Sedici minuti di preavviso non sono bastati a mettere tutti in salvo, sottoterra, nei rifugi che sono ovunque.
Perché in Oklahoma costruire una casa senza rifugio anti-tornado sarebbe come costruire una casa senza tetto.
Questa è terra di “tornadoes” ed i tornadoes sono “acts of God”: vengono quando vogliono e fanno quello che vogliono, nessuno li può fermare. Gli uomini possono solo lanciare l’allarme, provare a nascondersi ed aspettare. Appena dai centri metereologici ci si rende conto che la terra sta per essere colpita, l’ululato lancinante delle sirene attraversa città e campi.
Gli altoparlanti sono ovunque, anche nel “mezzo del niente”, e l’Oklahoma è fatta in larga parte di terra che è “nel mezzo di niente”.
Ma ieri il tornado ha scelto un centro abitato, molto abitato.

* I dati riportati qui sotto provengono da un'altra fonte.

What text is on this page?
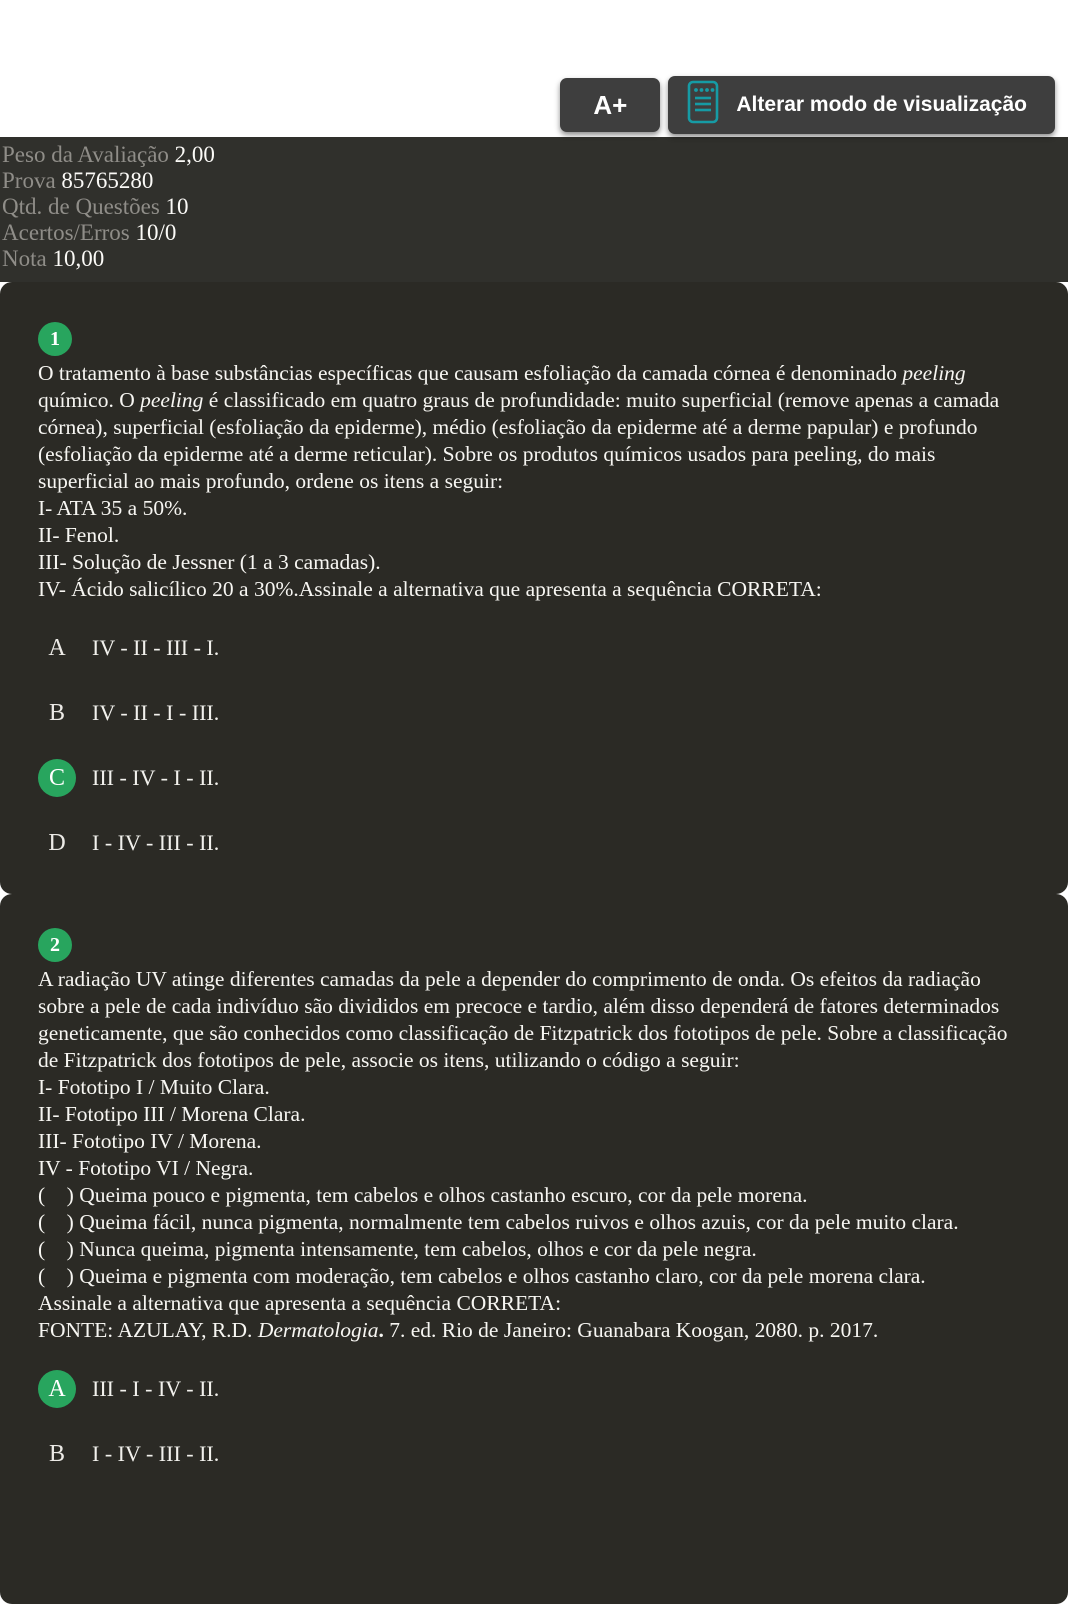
A+	Alterar modo de visualização
Peso da Avaliação 2,00
Prova 85765280
Qtd. de Questões 10
Acertos/Erros 10/0
Nota 10,00
1
O tratamento à base substâncias específicas que causam esfoliação da camada córnea é denominado peeling químico. O peeling é classificado em quatro graus de profundidade: muito superficial (remove apenas a camada córnea), superficial (esfoliação da epiderme), médio (esfoliação da epiderme até a derme papular) e profundo (esfoliação da epiderme até a derme reticular). Sobre os produtos químicos usados para peeling, do mais superficial ao mais profundo, ordene os itens a seguir:
I- ATA 35 a 50%.
II- Fenol.
III- Solução de Jessner (1 a 3 camadas).
IV- Ácido salicílico 20 a 30%.Assinale a alternativa que apresenta a sequência CORRETA:
A	IV - II - III - I.
B	IV - II - I - III.
C	III - IV - I - II.
D	I - IV - III - II.
2
A radiação UV atinge diferentes camadas da pele a depender do comprimento de onda. Os efeitos da radiação sobre a pele de cada indivíduo são divididos em precoce e tardio, além disso dependerá de fatores determinados geneticamente, que são conhecidos como classificação de Fitzpatrick dos fototipos de pele. Sobre a classificação de Fitzpatrick dos fototipos de pele, associe os itens, utilizando o código a seguir:
I- Fototipo I / Muito Clara.
II- Fototipo III / Morena Clara.
III- Fototipo IV / Morena.
IV - Fototipo VI / Negra.
(    ) Queima pouco e pigmenta, tem cabelos e olhos castanho escuro, cor da pele morena.
(    ) Queima fácil, nunca pigmenta, normalmente tem cabelos ruivos e olhos azuis, cor da pele muito clara.
(    ) Nunca queima, pigmenta intensamente, tem cabelos, olhos e cor da pele negra.
(    ) Queima e pigmenta com moderação, tem cabelos e olhos castanho claro, cor da pele morena clara.
Assinale a alternativa que apresenta a sequência CORRETA:
FONTE: AZULAY, R.D. Dermatologia. 7. ed. Rio de Janeiro: Guanabara Koogan, 2080. p. 2017.
A	III - I - IV - II.
B	I - IV - III - II.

Questa è terra di tornados.
Chi c’è nato lo sa bene, chi c’è arrivato lo impara presto. Siamo nella “pancia” degli Stati Uniti d’America, nella “Bible belt”, la “cintura” immaginaria che da est a ovest rappresenta il cuore dell’America protestante.
Anzi, Oklahoma è chiamata “the buckle of the Bible belt”, la “fibbia”, proprio nel bel mezzo.
Che questa sia terra di frequenti tornadoes lo imparai alla mia prima visita, appena sbarcato all’aeroporto.
Mentre sceglievo il “magnet” da portare a casa come primo trofeo di un nuovo Stato raggiunto, Peter, l’amico che mi era venuto ad accogliere, mi mise in mano uno strano oggetto cilindrico, pescato tra le varie cianfrusaglie messe in mostra per i visitatori (l’Oklahoma i turisti non sa neanche cosa siano).
Ce l’ho ancora: lo prendi in mano, lo agiti circolarmente, e dentro si crea un piccolo tornado, come recita a chiare lettere l’etichetta sul cilindro, “Oklahoma Twister”. I tornadoes passano come una rasoiata, lasciando una cicatrice che si stende per una lunghezza e larghezza proporzionali alla loro intensità. Quello di Moore è stato violentissimo, categoria 4 (su un massimo possibile di 5), ha continuato a ferire la terra per oltre 40 minuti, coprendo venti miglia (circa 32km).
Ma soprattutto sorprendente è stata l’ampiezza della “rasoiata”, quasi mezzo miglio.
Cosa si può fare quando la natura decide di colpirci cosi?
“Pregate per noi” – questo è il messaggio che ci arriva da chi ne sta soffrendo. Non ci sono “colpe”, non ci sono “responsabili”.
C’è il Mistero della vita che si dipana, in maniera a noi incomprensibile, e c’è un compito di solidarietà, un duro e doloroso lavoro comune perchè la vita possa riprendere e rifiorire, come quella terra rossa dove non è rimasto un filo d’erba, e dove l’erba rispunterà ancora, tornado dopo tornado.